100*(exp(summary(model_clust_senti)$coef[21])-1)
## [1] 555.7427
Working overtime is just one of the factors that affect the likelihood of attrition. We want to explore the other factors that also affect attrition. We use the varImp()
function to see how the model ranks the importance of each variable. Not surprisingly, the model ranks OverTimeYes
as the one with highest importance because it has the greatest statistical significance relative to other variables.

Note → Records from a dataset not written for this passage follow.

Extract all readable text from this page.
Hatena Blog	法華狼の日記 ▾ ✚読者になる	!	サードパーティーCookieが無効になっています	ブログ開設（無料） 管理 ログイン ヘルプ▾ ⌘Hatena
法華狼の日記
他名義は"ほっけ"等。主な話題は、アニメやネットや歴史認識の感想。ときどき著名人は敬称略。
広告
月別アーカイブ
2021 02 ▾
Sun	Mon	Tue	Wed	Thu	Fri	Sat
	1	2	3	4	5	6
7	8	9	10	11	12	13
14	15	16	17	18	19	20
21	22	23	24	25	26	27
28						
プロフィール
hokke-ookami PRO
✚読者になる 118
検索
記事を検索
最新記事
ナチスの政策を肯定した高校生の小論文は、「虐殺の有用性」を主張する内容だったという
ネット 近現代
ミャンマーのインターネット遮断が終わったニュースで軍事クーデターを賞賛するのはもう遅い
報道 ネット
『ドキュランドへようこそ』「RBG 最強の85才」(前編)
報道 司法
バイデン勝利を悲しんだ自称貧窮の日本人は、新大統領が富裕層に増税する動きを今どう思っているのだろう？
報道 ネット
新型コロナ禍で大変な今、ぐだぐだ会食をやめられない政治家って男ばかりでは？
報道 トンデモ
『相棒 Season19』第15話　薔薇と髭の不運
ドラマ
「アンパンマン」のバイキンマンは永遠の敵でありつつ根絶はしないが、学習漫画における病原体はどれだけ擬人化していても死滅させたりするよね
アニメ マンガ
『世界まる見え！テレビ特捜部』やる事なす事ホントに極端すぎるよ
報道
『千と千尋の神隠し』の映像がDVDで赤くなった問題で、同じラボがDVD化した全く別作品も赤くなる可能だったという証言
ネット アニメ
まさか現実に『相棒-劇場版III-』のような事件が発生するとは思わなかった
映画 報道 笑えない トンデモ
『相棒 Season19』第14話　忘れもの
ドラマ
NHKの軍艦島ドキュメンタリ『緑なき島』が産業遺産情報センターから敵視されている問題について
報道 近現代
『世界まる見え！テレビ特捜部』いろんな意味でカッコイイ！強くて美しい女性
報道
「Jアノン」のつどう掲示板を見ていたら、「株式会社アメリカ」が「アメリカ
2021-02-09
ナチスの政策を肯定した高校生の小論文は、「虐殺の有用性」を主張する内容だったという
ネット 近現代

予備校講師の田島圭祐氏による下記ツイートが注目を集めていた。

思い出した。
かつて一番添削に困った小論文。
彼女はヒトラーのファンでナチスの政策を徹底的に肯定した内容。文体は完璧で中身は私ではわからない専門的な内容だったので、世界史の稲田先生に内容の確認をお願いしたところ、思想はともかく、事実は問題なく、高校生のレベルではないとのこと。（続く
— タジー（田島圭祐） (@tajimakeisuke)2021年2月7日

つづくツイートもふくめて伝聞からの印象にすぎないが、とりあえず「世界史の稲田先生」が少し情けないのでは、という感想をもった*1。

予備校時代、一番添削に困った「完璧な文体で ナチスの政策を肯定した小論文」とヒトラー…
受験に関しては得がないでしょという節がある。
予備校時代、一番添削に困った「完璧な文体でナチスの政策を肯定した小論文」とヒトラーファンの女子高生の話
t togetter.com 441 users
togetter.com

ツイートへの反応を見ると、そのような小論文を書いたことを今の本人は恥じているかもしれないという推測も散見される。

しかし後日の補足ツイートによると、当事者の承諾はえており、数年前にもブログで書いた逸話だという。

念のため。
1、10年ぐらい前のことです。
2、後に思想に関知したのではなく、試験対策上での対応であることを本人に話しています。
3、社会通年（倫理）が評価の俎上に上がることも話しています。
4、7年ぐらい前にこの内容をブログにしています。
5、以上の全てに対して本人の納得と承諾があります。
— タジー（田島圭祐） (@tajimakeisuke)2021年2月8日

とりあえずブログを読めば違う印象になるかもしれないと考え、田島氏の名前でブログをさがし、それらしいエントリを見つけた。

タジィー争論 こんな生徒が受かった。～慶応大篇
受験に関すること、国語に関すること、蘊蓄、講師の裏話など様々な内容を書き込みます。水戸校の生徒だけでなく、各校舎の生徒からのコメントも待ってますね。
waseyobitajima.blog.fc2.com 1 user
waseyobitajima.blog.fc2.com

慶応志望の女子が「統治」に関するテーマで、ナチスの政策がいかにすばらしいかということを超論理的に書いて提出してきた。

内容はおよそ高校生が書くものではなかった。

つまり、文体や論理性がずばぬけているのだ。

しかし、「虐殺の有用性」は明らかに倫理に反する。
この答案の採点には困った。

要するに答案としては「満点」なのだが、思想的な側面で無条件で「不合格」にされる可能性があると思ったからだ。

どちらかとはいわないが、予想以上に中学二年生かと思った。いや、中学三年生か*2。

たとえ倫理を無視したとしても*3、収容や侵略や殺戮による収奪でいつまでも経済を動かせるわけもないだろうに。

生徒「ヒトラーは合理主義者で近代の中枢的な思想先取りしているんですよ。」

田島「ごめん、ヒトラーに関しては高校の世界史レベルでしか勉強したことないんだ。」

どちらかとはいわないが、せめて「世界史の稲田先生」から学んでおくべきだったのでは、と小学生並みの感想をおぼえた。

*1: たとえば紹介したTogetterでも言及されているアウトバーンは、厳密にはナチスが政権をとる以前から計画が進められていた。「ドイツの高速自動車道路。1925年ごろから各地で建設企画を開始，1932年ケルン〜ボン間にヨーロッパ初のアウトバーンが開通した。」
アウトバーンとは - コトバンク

var_imp <- varImp(model_clust_senti) %>%
arrange(desc(Overall))
var_imp %>%
ggplot(aes(x=reorder(rownames(var_imp),Overall), y=Overall)) +
geom_point(color="blue", size=4, alpha=0.6) +
geom_segment(aes(x=rownames(var_imp), xend=rownames(var_imp),
y=0, yend=Overall), color="skyblue") +
xlab("Variable") +
ylab("Overall Importance") +
theme_classic() +
coord_flip()
From the plot, we see that StockOptionLevel1
is the second most important variable in the model, as determined by the low p-value (statistically significant). StockOptionLevel1
has a model coefficient of -1.172, which implies a 0.31 times lower likelihood of leaving IBM (-69%) as compared to not having any stock option at all.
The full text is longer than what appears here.